Surviving and Thriving During Hard Times

Diane Sears | 3/2/2009

Reaching Out to New Markets


[Photo: Jeffrey Camp]

Doug McCree
President and CEO
Company: First Housing
Location: Tampa
Founded: 1978
Employees: 50
Revenue: $6 million in 2007; $5.5 million projected for 2008

Description: Mortgage banking firm specializing in multifamily affordable housing, lending money to apartment developers through partner banks. The company also works with the U.S. Department of Housing and Urban Development on federal programs and financing, and works as a consulting firm for the state of Florida.

Biggest economic challenge: A virtual shutdown of credit markets. “All of the work we do through the FHA program is sold through issuance of Ginnie Mae securities, and that market has been very volatile, just like the other financial markets,” McCree says. “At best, it has raised the lending rates. Sometimes it hasn’t been open and you couldn’t get anyone to buy the securities. It scared some people away.”

Other challenges: A boom in single-family housing construction has left a glut of unoccupied homes on the market. Some renters are filling these, while other renters who have hit hard times are moving back in with family to preserve cash. The upshot: Traditional rental communities aren’t as easily able to fill their properties.

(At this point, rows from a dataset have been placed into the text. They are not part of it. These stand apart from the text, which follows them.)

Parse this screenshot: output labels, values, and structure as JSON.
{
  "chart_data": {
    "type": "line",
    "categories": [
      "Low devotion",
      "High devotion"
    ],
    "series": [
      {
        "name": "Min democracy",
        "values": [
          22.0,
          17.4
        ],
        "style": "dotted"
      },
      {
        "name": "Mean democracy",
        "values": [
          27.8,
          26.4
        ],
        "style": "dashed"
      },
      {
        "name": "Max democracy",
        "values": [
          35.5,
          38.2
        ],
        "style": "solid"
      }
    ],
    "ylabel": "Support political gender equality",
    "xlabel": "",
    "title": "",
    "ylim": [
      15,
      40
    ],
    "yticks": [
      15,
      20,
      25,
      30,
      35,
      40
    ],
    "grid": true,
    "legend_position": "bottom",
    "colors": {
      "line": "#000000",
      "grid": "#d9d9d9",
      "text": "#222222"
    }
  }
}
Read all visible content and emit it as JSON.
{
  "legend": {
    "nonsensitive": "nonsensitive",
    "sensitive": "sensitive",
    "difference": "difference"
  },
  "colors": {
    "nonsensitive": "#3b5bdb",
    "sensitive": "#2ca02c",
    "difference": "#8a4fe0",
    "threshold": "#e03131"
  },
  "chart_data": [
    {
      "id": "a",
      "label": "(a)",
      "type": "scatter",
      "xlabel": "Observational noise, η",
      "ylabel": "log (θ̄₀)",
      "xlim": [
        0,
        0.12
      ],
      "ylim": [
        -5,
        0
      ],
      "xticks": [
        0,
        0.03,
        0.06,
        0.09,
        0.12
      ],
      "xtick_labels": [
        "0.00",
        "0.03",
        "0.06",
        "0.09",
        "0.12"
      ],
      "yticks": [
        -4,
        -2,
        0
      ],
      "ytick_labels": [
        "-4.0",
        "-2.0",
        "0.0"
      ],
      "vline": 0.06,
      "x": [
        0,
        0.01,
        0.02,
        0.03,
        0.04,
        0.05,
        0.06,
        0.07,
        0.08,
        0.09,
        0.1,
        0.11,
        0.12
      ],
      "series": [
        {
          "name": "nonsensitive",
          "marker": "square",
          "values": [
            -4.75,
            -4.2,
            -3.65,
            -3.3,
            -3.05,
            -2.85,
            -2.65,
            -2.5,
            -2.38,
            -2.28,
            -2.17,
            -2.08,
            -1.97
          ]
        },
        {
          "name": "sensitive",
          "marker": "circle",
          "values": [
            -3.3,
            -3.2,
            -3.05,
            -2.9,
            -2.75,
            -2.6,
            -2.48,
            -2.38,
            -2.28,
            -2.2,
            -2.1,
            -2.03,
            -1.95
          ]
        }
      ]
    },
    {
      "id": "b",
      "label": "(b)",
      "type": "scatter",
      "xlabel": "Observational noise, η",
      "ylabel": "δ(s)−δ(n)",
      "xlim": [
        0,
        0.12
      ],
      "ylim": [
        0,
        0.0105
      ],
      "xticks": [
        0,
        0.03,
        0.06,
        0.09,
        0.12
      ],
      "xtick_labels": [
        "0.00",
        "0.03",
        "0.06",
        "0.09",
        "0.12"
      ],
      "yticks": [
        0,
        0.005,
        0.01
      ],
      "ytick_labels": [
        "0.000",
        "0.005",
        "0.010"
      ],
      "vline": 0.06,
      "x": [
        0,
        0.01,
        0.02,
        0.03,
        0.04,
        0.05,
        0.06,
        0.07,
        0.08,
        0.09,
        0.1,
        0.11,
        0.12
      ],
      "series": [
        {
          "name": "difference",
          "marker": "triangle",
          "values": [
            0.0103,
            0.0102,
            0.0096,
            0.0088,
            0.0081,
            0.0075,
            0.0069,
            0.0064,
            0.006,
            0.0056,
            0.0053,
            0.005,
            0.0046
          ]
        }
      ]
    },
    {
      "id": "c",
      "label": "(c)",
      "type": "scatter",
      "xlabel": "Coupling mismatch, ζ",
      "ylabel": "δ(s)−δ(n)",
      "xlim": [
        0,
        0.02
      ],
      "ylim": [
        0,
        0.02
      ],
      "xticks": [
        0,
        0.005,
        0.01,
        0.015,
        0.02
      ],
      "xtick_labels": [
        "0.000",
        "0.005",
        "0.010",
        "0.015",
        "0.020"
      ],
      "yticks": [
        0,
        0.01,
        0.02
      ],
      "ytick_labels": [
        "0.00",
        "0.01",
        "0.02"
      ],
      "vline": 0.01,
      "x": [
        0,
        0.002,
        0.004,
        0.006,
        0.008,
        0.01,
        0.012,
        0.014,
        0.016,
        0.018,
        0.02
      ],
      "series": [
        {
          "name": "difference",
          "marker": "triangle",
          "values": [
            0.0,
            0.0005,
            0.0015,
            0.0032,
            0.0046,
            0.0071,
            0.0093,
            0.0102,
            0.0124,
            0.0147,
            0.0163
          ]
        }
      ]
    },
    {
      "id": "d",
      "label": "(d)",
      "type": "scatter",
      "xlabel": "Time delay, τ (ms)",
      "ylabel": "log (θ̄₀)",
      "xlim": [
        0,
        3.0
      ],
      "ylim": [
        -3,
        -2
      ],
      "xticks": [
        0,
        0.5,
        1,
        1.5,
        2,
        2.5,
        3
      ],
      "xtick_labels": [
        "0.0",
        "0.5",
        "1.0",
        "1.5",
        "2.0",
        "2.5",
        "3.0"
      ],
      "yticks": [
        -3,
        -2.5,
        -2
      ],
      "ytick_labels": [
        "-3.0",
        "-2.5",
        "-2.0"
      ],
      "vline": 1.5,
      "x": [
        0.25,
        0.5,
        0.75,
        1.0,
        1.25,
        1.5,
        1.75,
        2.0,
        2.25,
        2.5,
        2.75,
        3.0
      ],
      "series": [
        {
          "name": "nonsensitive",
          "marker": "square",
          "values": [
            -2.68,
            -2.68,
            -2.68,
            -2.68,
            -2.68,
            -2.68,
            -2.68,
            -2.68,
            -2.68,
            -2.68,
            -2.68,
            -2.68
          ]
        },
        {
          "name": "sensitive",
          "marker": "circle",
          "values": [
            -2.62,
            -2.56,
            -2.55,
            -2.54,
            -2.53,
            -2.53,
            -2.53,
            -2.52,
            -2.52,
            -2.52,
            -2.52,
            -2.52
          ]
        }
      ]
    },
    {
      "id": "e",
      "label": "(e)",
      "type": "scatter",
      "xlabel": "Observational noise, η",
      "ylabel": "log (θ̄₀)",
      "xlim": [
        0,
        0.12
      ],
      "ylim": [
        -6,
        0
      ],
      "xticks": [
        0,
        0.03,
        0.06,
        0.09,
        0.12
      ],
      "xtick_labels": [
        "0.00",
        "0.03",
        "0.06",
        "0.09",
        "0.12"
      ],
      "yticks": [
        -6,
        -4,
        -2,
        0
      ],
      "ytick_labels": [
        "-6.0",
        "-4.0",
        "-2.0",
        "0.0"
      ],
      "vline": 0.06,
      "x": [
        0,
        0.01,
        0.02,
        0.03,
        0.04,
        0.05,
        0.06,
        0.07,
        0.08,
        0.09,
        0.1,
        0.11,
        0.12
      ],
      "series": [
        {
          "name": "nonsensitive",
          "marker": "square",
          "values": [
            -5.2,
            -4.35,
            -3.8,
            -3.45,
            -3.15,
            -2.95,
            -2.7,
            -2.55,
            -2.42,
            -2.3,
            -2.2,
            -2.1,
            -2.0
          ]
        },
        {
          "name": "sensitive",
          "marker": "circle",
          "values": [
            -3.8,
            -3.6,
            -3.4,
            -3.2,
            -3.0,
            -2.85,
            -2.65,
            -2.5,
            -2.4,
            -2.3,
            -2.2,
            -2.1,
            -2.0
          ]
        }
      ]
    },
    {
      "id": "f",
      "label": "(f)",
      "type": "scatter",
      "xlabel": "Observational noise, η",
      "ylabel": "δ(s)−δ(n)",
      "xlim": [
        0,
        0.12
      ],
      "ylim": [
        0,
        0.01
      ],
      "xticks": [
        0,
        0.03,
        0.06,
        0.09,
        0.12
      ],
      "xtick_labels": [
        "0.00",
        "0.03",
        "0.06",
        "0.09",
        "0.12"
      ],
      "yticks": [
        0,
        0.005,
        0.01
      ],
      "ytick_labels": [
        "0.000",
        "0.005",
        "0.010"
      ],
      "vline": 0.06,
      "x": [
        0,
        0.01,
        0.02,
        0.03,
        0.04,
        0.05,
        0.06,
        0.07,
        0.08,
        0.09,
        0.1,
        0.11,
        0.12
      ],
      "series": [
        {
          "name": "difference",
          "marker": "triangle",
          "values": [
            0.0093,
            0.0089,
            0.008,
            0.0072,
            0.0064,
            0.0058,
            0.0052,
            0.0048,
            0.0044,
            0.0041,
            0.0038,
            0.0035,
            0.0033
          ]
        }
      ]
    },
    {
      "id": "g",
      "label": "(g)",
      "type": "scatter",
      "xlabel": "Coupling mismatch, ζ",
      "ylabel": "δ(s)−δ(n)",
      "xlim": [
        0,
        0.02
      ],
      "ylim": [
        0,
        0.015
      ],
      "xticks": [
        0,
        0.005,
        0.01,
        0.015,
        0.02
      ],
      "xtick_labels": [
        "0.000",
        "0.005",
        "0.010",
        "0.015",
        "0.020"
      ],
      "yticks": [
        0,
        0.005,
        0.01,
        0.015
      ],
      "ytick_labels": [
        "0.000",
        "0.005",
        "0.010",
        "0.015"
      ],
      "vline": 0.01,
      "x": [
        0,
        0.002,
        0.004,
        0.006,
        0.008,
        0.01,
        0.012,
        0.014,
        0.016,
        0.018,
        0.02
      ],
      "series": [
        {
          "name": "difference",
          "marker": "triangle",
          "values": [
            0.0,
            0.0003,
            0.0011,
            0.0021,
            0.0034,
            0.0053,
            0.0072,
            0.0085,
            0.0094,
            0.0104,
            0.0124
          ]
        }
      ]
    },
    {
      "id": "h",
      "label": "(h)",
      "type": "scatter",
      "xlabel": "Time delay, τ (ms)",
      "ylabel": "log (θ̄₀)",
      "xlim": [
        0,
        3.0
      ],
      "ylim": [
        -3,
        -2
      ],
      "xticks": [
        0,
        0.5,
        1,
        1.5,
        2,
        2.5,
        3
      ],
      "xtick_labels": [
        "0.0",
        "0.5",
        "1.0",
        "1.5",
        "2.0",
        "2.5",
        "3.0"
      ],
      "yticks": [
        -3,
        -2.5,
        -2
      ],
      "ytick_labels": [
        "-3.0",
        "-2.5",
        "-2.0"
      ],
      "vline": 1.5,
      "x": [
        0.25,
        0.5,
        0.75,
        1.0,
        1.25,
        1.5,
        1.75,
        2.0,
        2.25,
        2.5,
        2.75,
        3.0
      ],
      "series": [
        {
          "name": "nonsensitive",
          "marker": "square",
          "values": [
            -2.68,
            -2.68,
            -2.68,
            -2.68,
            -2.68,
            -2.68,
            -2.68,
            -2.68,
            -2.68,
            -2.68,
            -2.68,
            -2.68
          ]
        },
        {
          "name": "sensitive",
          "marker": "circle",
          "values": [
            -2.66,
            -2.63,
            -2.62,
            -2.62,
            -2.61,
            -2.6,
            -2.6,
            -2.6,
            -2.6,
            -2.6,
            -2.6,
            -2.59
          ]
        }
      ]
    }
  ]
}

Challenge for 2009: “We’re predicting another very tough year,” McCree says. First Housing hasn’t laid off people, and that’s something he doesn’t want to consider. “In general, profitability is down, but we are monitoring expenses and staff levels. As people leave, we’re re-evaluating whether we can pick up that work through existing staff. We’re also looking to expand business relationships outside of our existing customer base, branching out into neighboring states.”

Survival secrets: Marketing the firm’s consulting experience to organizations that are not in its normal customer base. For instance, about 95% of the firm’s business is within Florida, but First Housing is now approaching other Gulf Coast states that receive federal aid for disaster relief and are not as in tune with government regulations. The firm also is considering providing construction financing and even getting into the property rental business by taking advantage of the depreciated market and acquiring apartment complexes and single-family homes.

Advice for other business owners: “Think outside the box as to who might benefit from your services. Market your expertise or product to that new end user,” McCree says. “It’s one of those things where it might not be as profitable, but it keeps the lights on and it keeps the employees in your shop and positions you to be ready to execute when the market does turn — and it will turn. We don’t want to lose our good talent.